Movies based on Stephen King’s horror novels usually suck. As you can see I have used the modifier “horror” to sidestep Green Mile and Shawshank Redemption. Based on one very publicly chronicled bad experience King had with a certain director, it seems that he always strives to maintain a tight control of cinematic adaptations, ensuring that any film made on his writings remains true to the source. Unfortunately King’s prose is verbose, his stories start after five hundred pages (okay I am exaggerating a bit), and sometimes he totally goes off the rails, which is why more or less literal translations to screen have consistently lead to poor cinema, as a number of less than stellar adaptations of King’s works have demonstrated over the years.
Which brings me to that one bad experience that King had.
Kubrick’s “The Shining.”
Because the way King saw it, Kubrick took perhaps his most literary of novels, about addiction, desolation and the malignancy of failed dreams, and turned it into a monotone shlock fest—-creepy twin girls, rivers of blood, and Jack Nicholson’s running around with an axe. He was right of course. Kubrick, notoriously cold and ruthless (he would drive actors to the edge of nervous breakdown to get the exact expression) was merciless with the source material, scooping out much of what made “The Shining” a great novel, the nuance and the ambiguity. In Kubrick’s film, Jack Torrance is a pretty nasty man when he arrives, unlike the more sympathetic Jack Torrance of King, and the next two hours is a linear story of what happens when a violent man falls prey to his demons, with the layers in the original story flattened out, in a way that would make any author, and I absolutely understand this, livid.

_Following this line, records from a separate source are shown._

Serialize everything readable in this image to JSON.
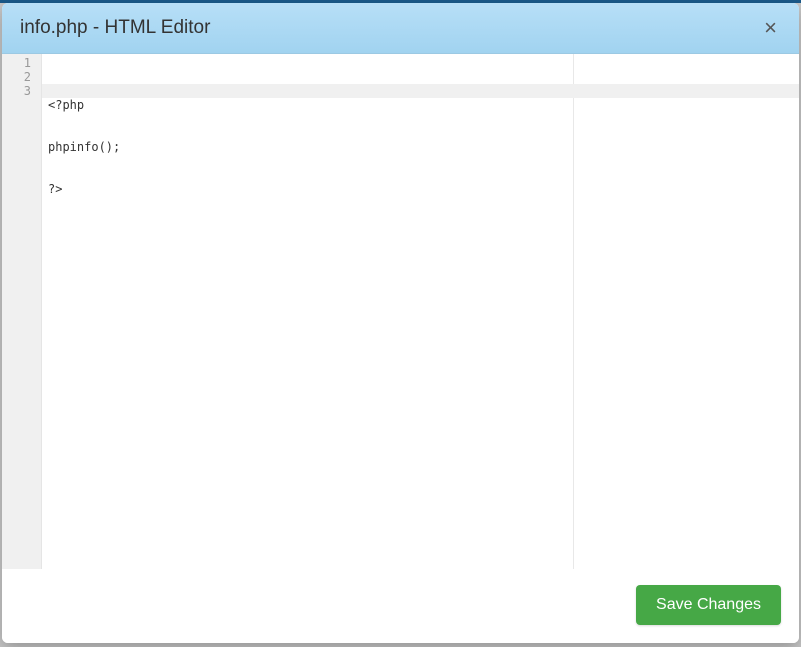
{
  "modal": {
    "title": "info.php - HTML Editor",
    "close_label": "×",
    "save_label": "Save Changes"
  },
  "editor": {
    "lines": [
      {
        "num": "1",
        "text": "<?php"
      },
      {
        "num": "2",
        "text": "phpinfo();"
      },
      {
        "num": "3",
        "text": "?>"
      }
    ],
    "active_line_index": 2
  }
}
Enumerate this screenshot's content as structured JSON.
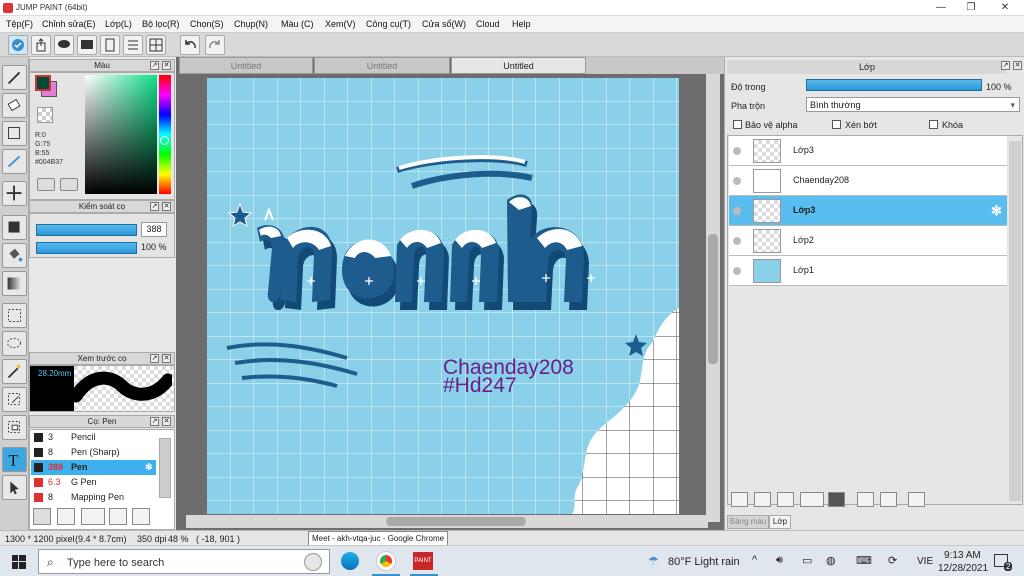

And yet, and here is the supreme irony, Kubrick’s “The Shining” is arguably the best English language horror film ever made. What works on a page does not necessarily work on screen, what impacts a man comfortably reclining on his bed with a book in hand is different from what would one sitting in a theater with a fixed time-horizon, and the creative choices of “The Shining” are perfect in that respect.
Which makes “The Shining” that unique beast—a great book, and a great movie, both, and yet so very different from each other.
Which brings me to “It”.
“It” (Chapter one), helmed by Andy Muschietti, is that even rarer beast, one where the cinematic adaptation is arguably better than the source material.
“It”, the novel, is a 1500 page behemoth, often considered as one of the most iconic American novels of the 80s. Even if you haven’t read it, or not finished it (a lot of people claim to have read it when they haven’t), it is likely you have seen something inspired by it, be it “Stranger Things” or a scary clown costume in a Halloween store. Told through a series of interleaving flashbacks and forwards, “It” follows a group of misfits and social outcasts, once as children and once as adults, as they try to defeat an unspeakably terrifying, extra-terrestrial monster that preys on the vulnerable, both young and the old, in the town of Derry.
The monster, manifested usually as the excessively cheerful clown Pennywise, is a metaphor for the evil of the adult world, one that each of the children in “It” experience in different ways, one through the unwelcome advances of her father, one through racism, one through Munchhausen by proxy, one by awareness of his lack of desirability. Pennywise is an inspired creation, malignancy inside a shell of welcoming friendliness, that thing in the shadows which children always know exist, but no adult can see, and when they turn on the light and say “See there is no one here”, the child knows it is still there.
This is King at his finest.
And also at his worst.
“It”is, without doubt, a grossly uneven piece of work. Some places are genuinely unsettling, some tragically beautiful especially the part at the end about forgetting, But large parts are downright weird, in a bad way, including the exposition of the extra-terrestrial origins of the monster, which ends up subverting “It”s own metaphors. And no I have not forgotten; the widely reviled group-sex situation involving teenagers, which makes you question what King was on, when he wrote that sequence.
Andy Muschietti’s “It” papers over many of the bumps in the narrative. For one, the manifestation of “It” in the movie follows directly from the personal experience of evil that each of these children encounter. For the hypochondriac, it is through a boil-covered leper, for the girl going through sexual abuse, it is through the flood of menstrual blood, for the boy who blames himself for the loss of his brother, it is through the ghoulish re-animation of his dead brother. In King’s version, the manifestation was much more random—through a statue, through a bird, and you always wondered why.
Muschietti sharpens the metaphors. True, he cuts out much of what King fans would carp at, namely the building of the fellowship between these group of boys and girls, but then that is the thing about cinematic adaptations. Parts must go. He does fall back on conventional horror tropes, jump-scares and CGI gore, after all this is commercial horror, and it mostly works, except in an overtly protracted climax, and it works because he never loses sight of the overarching significance of “It”, the lurker in the shadows and the hunter of the innocent. He is helped in his atmosphere-building by a prefect casting of the gang of misfits, the color palette of the shots, the deep single tone reds and yellows, and the slow deliberate movement of objects, specially the balloons.
A meaner, leaner version of King’s original, this is one of the best horror films I have seen in a while.